Ukraine ändert die Taktik im Krieg mit Russland
In der Abwehr des russischen Angriffs gerät die Ukraine in die Defensive – und ändert nun offenbar ihre Taktik. Wie der Ukraine-Krieg weitergeht, hängt auch von westlichen Waffenlieferungen ab.
Kiew – Die Ukraine ist zuletzt an der Front in die Defensive geraten. Der Munitionsmangel aufgrund der zögerlichen Waffenlieferungen aus dem Westen macht sich immer stärker bemerkbar. Offenbar ändert Kiew nun seine Strategie – auch in Bezug auf die geforderten Waffen.
Ukraine von der Initiative in die Defensive: Die Folgen des Munitionsmangels an der Front
Unlängst tauschte der ukrainische Präsident Wolodymyr Selenskyj im Ukraine-Krieg seinen Armeechef aus: Statt Walerij Saluschny steht nun Oleksandr Syrsky an der Spitze des Militärs.
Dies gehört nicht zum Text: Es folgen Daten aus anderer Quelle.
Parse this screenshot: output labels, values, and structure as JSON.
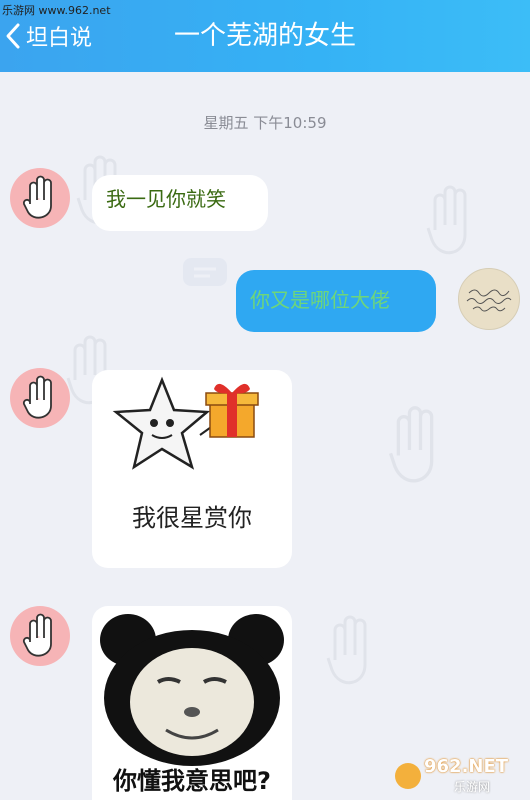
{
  "watermark": {
    "top_text": "乐游网 www.962.net",
    "bottom_brand": "962.NET",
    "bottom_sub": "乐游网"
  },
  "header": {
    "back_label": "坦白说",
    "title": "一个芜湖的女生"
  },
  "chat": {
    "timestamp": "星期五 下午10:59",
    "messages": [
      {
        "side": "left",
        "type": "text",
        "text": "我一见你就笑"
      },
      {
        "side": "right",
        "type": "text",
        "text": "你又是哪位大佬"
      },
      {
        "side": "left",
        "type": "sticker",
        "caption": "我很星赏你"
      },
      {
        "side": "left",
        "type": "sticker",
        "caption": "你懂我意思吧?"
      }
    ]
  },
  "colors": {
    "header": "#38acf3",
    "bubble_right": "#2fa8f2",
    "bubble_left_text": "#3a6a12",
    "bubble_right_text": "#6ed67a",
    "chat_bg": "#eef0f6"
  }
}
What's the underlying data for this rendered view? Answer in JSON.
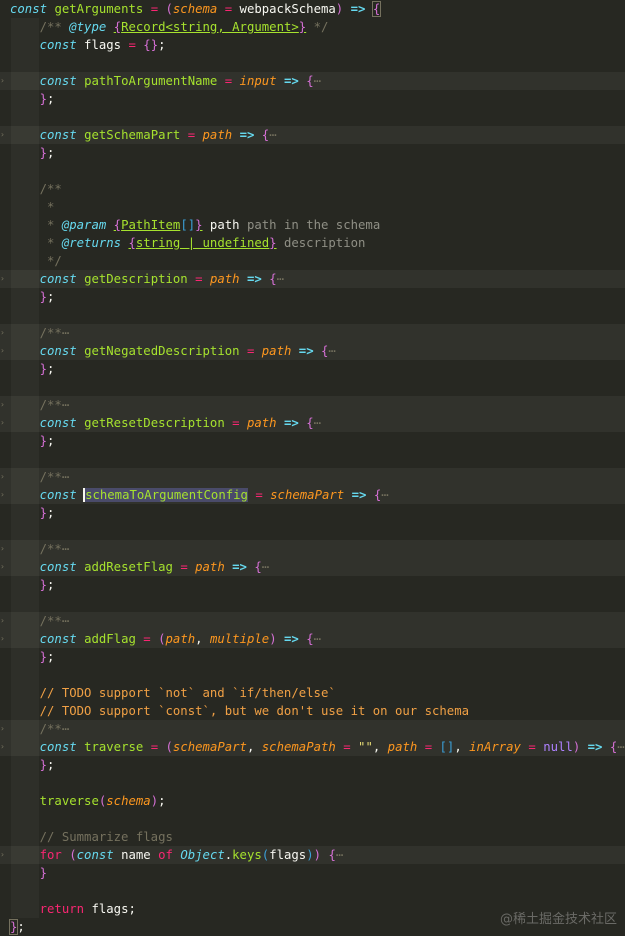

Nicht nur auf personeller, sondern auch auf taktischer Ebene gibt es Änderungen: Nach mehr als einem Jahr festgefahrener Kämpfe geht Moskau mittlerweile vor allem in der Ostukraine wieder in die Offensive. Mit der Einnahme der Stadt Awdijiwka gelang Moskau zudem ein symbolischer Sieg – unter hohen menschlichen Verlusten. Die Initiative im Abwehrkampf gegen Russland liegt aktuell nicht mehr bei Kiews Truppen.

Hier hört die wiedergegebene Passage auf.